A la louche, un siècle d’histoires familiales se déroule sous nos yeux, avec ses compromissions, ses amours, ses ratés et ses haines, ses frustrations, ses trahisons et ses petitesses, mais aussi la modestie des gens humbles, la beauté hiératique des existences. Et la mesquinerie de la petite bourgeoisie de province, compromise, mais flairant le bon sens de l’histoire pour se construire une virginité.
Ce livre, que je tiens pour ma part pour un grand et beau livre pacifiste et féministe, par ses formules lapidaires sur les boucheries guerrières, par sa façon de braconner dans nos têtes et dans nos cœurs, nous fait réfléchir sur la façon dont de tous temps les gens de pouvoir et les marchands de canon (souvent les mêmes) ont passé leur existence verticale à nous endormir en privilégiant ce qu’ils appellent le sens et les valeurs supérieures de la collectivité et de l’état, comme à l’échelon familial, à éreinter leurs femmes et leurs filles.
« Les mots coulent de sa bouche, mais assènent que sans un homme, c’est comme si aucune vie de femme ne valait rien ni ne pouvait rien.

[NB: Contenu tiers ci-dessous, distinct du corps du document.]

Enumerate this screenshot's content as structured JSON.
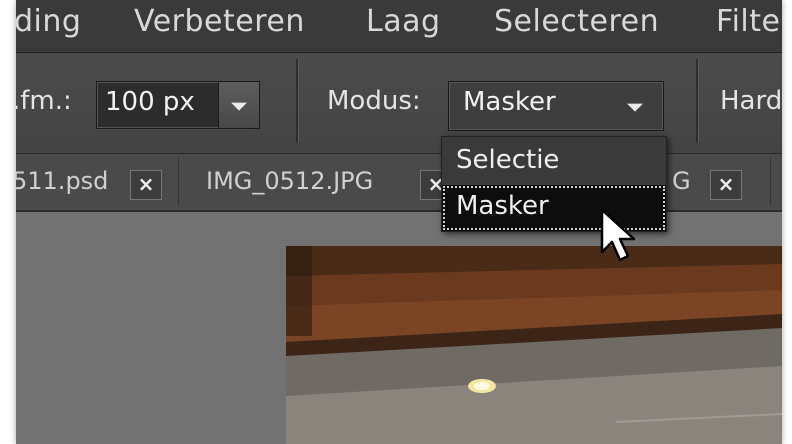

Sans les hommes, les femmes sont des ombres errantes et leurs voix se perdent dans la brume. Sans un homme pour lui montrer son chemin, la femme n’est qu’un spectre qui erre à la recherche de son foyer. Il faut bien que sa mère le lui explique, c’est son rôle, dit-elle. Qu’elle lui explique avec ses mots à elle, chétifs et maladroits, elle le reconnaît, mais sincères et vrais. Il faut qu’elle lui dise encore et encore que rien ne peut se dresser de pire devant une jeune femme que le spectre d’une vie sans homme. Même si, sans homme, tempère la mère de Marie-Ernestine d’un mouvement soudain presque mielleux, oui, se faisant douce et jouant la complicité- caressant le dos de la main de sa fille,
Parfois, on se dit qu’on ne serait pas beaucoup plus malheureuses. (…) elle parle en murmurant presque, oui, la bestialité des hommes, sa fille la connaîtra, c’est la vie ; elle parle de ça comme si les hommes n’étaient jamais sortis de la grotte de Cro-Magnon et qu’elles, les femmes, n’y étaient jamais entrées, qu’elles étaient nées ainsi depuis la nuit des temps dans la dentelle et les tissus, attachées aux maisons qu’elles ont la tâche d’entretenir jusqu’à ce que, vieilles et rabougries, elles passent le flambeau à la génération suivante. «
J’ai beaucoup aimé cette formule de l’auteur, pour qualifier son œuvre, « c’est un travail de restitution ». Ce roman, est arrivé nous dit-il, quand il le fallait, s’imposant à lui, à un moment déterminé de son histoire personnelle par ailleurs dramatique.
« C’est parce que je ne sais rien, ou presque rien de mon histoire familiale que j’ai besoin d’en écrire une sur mesure, à partir de faits vérifiés, de gens ayant existé, mais dont les histoires sont tellement lacunaires et impossibles à reconstituer qu’il faut leur créer un monde dans lequel, même fictif, ils auront chacun eu une existence. »
Enfin, reste cette « Maison » qui donne le titre au livre, dont le symbolisme de tout temps joua un rôle majeur dans l’existence humaine, à savoir le lieu où l’on naît et grandit, où l’on veut revenir quand rien ne va plus dans sa vie, et encore davantage, lorsque l’on veut y finir et y mourir.
Si chef d’œuvre est un mot souvent galvaudé, d’ores et déjà, « la maison vide », par son panel d’émotions et de doutes bouleversant, est devenu, d’emblée, un classique.